I've always had a journal, although I've not written faithfully in quite some time. And so the time has come to start my blog. I'm not sure where this will go each day, but I feel compelled to write. I recently started my own freelance writing business from home and for all my careful planning, I have to say I've gone about it all wrong. I have no nest egg to draw on, no solid clients to the pay the bills and no confirmed assignments from magazines. I have only my wits (which I fear I may have misplaced) and my ideas to push me onward.
So began my foray into blogging on March 12, 2004. I was having coffee today with my friend Lori and we were discussing blogs and what we like about them. I told her I struggle to describe mine to others. Being the gifted wordsmith she is, Lori came up with a fitting description: personalized worldview.
Creative Ink is my most authentic writing voice. Though I don’t write for any audience, I think of it in some ways as a training ground for column writing. Wow! Can’t believe I said that aloud, but there it is. I covet my own column while I simultaneously fear not having anything to say.
But not on Creative Ink.
I rarely know what I’m going to write about on any given day, though there are times in which I’ll have a week’s worth of blog posts outlined (yes, I do outline), particularly when I wrote about Korea. Most of the time I’m writing what I feel and what I think about. Occasionally, I’ll get deeply personal and some of those posts have garnered the strongest reactions.
My most personal entry was “Life in Technicolor” from April 15. It woke me up from a sound sleep and I wept while writing. My mom called from her cell phone to find out if I was okay, my husband misinterpreted parts of it and was initially very hurt and angry, and a friend e-mailed to say I should think of a wider audience for my writing. It was tough to write, but it was important for me to say even if no one saw the entry.
There’s been one time in the history of CI that I’ve taken down a post and that was on Mother’s Day last year. It was an angry rant and that’s not how I write. It positively infuriated my husband and was cruel and I’m never cruel. In the 40 minutes that it was live, George Nemeth posted it to Brewed Fresh Daily. It wasn't like me and I had a concern friend ask later that week, "Are you okay?"
I am okay. This has become my therapy, allowing me to work through issues I deem important both personally and professionally. And speaking from experience it’s a lot cheaper than paying a counselor. There’s a freedom in blogging that I don’t have in any of the other writing I do. This is where I’m fearless.
I’ve always associated fearlessness with column writing.

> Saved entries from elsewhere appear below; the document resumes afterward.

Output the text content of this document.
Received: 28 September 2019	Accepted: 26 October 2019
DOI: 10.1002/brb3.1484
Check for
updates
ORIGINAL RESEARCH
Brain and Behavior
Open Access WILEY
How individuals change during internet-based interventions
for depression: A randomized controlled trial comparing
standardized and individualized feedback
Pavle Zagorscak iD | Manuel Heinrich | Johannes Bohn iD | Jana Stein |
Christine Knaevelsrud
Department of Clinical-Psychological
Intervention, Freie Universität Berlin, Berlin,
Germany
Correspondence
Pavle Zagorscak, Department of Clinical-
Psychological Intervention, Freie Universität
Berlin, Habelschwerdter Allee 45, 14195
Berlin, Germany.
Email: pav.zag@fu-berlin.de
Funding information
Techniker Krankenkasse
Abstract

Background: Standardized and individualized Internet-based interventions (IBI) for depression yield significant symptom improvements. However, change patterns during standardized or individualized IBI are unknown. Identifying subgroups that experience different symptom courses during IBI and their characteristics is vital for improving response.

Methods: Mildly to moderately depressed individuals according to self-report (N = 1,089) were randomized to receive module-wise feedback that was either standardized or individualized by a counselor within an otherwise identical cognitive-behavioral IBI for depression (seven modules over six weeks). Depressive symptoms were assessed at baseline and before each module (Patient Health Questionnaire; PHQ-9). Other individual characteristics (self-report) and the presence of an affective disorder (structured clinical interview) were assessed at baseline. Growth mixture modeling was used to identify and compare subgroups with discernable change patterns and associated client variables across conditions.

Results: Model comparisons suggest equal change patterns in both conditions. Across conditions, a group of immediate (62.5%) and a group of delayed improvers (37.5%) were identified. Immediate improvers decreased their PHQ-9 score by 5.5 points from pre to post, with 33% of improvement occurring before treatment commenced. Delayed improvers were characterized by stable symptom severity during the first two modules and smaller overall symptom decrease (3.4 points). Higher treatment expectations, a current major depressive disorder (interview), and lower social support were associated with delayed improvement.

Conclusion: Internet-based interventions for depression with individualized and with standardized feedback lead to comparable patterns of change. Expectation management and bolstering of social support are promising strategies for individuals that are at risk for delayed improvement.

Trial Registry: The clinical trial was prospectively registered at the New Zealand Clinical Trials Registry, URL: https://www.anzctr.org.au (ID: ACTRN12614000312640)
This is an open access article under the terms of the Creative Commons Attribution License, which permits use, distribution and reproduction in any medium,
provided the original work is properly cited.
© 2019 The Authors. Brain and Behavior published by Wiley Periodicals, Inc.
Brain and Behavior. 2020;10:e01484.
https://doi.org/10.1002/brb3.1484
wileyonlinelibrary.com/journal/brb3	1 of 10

And that’s why I’ve felt uniquely unqualified to pursue. But the blog is helping to build my courage, to form opinions culled from my own research and sources, to state an argument in my own words. Creative Ink has given me a voice and I find I have something to say.
1 comment:
Wow. Brilliantly and wonderfully said. This is of course what it's all about. And why it was so fitting that you should have introduced Bill Zinsser to a national conference of writers last year. As he likes to say, his work the last 25 years has mostly been going around the country giving writers the permission to be themselves and to write from their authentic selves.